Robotics funding has broadly cooled off since its 2021-2022 peaks, but plenty of the issues exposed by the pandemic remain firmly in place. The biggest push behind venture funding in the category is an ongoing labor shortage. Analyst firm Garner forecasts that by 2028, half of large enterprise companies will employ robots in their warehouse and manufacturing processes.
The other key factor that warehouse/logistics robotics has going for it is a proven track record. While many approaches to automation presently have theoretical ROI, warehouse robots are out there doing the work right now, from Amazon on down.
GrayMatter is among those with a prove track record in the field. The Southern Californian firm self-reports that its systems currently produce “a 2~4x improvement in production line productivity [and a] 30% or more reduction in consumable waste.” Big names including 3M currently utilize its systems.
This is all in spite of the fact that GrayMatter is a young company, having only been founded toward the outset of the pandemic in 2020.
“We founded GrayMatter to enhance productivity while prioritizing workforce well-being,” co-founder and CEO Ariyan Kabir says in a release. “With our physics-based AI-powered systems, we are fulfilling our mission while unlocking new levels of efficiency and productivity. With our investors’ support, we are making a real difference for shop workers and addressing the critical labor shortages in manufacturing today.”
What, then, is a “physics-based” robotics system? GrayMatter contrasts its approach from the purely data-driven method used by others. The company explains:
Consider the problem of predicting process output based on the input. If the output is expected to increase with an increase in the input, then the underlying model space is limited, and a smaller amount of data can train it.
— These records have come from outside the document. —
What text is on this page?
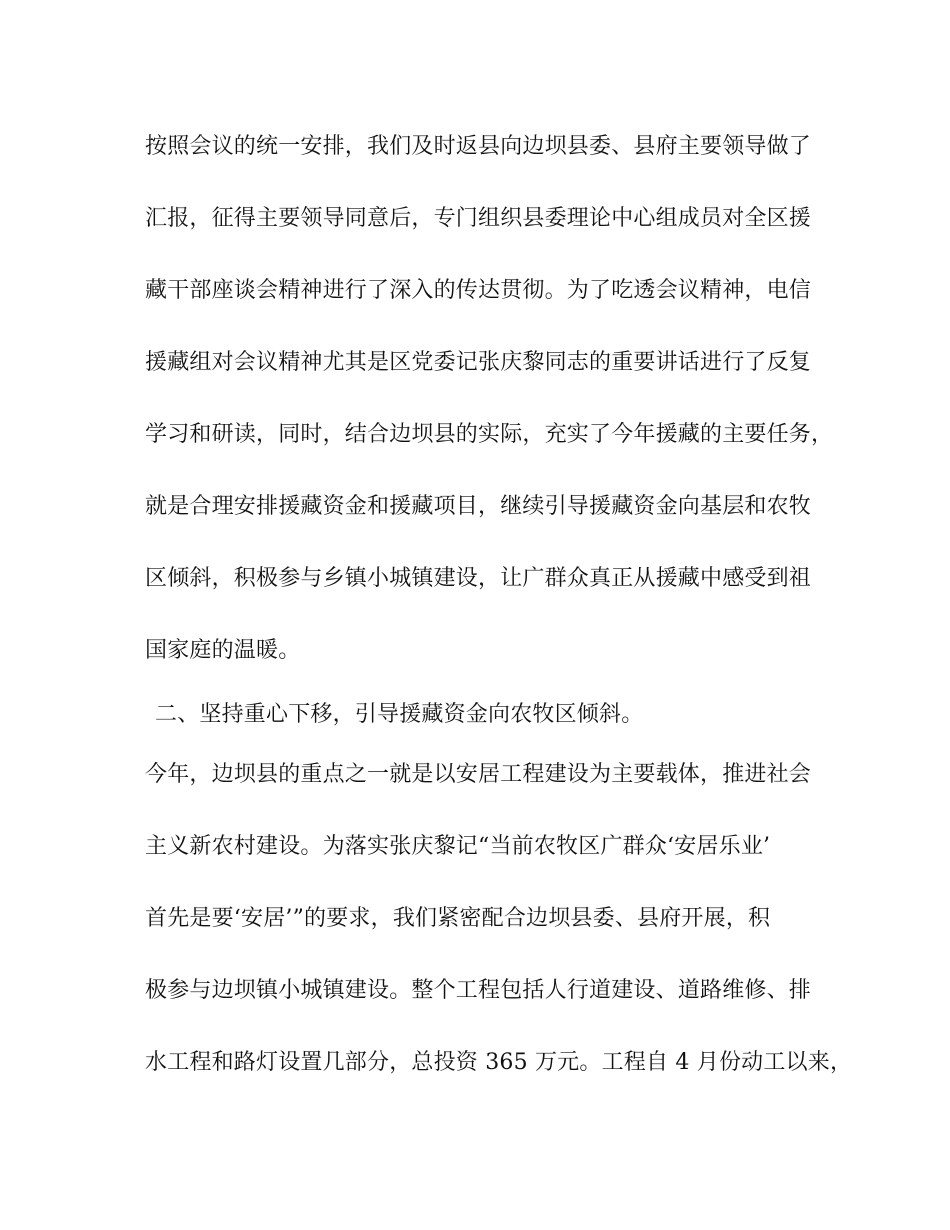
按照会议的统一安排，我们及时返县向边坝县委、县府主要领导做了
汇报，征得主要领导同意后，专门组织县委理论中心组成员对全区援
藏干部座谈会精神进行了深入的传达贯彻。为了吃透会议精神，电信
援藏组对会议精神尤其是区党委记张庆黎同志的重要讲话进行了反复
学习和研读，同时，结合边坝县的实际，充实了今年援藏的主要任务，
就是合理安排援藏资金和援藏项目，继续引导援藏资金向基层和农牧
区倾斜，积极参与乡镇小城镇建设，让广群众真正从援藏中感受到祖
国家庭的温暖。
二、坚持重心下移，引导援藏资金向农牧区倾斜。
今年，边坝县的重点之一就是以安居工程建设为主要载体，推进社会
主义新农村建设。为落实张庆黎记“当前农牧区广群众‘安居乐业’
首先是要‘安居’”的要求，我们紧密配合边坝县委、县府开展，积
极参与边坝镇小城镇建设。整个工程包括人行道建设、道路维修、排
水工程和路灯设置几部分，总投资 365 万元。工程自 4 月份动工以来，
We don’t need to consider arbitrarily complex models. On the other hand, this requires more complex representations and associated solution generation methods to handle constraints to produce acceptable computational performance. We cannot train a simple neural network with observed input and output data. In this case, there is no guarantee that it would preserve the process constraint if the output used during training is noisy.
Interest in the company has propelled growth. GrayMatter is a regular in our robotics job opening posts. The roundup we posted in May listed 20 open roles, among the highest of those listed.
That growth, in turn, is supported by ongoing funding. On Thursday, GrayMatter announced a $45 million Series B round, led by Wellington Management, with participation from NGP Capital, Euclidean Capital, Advance Venture Partners, SQN Venture Partners, 3M Ventures, B Capital, Bow Capital, Calibrate Ventures, OCA Ventures and Swift Ventures. The round nearly doubles the $25 million Series A the company closed in 2022.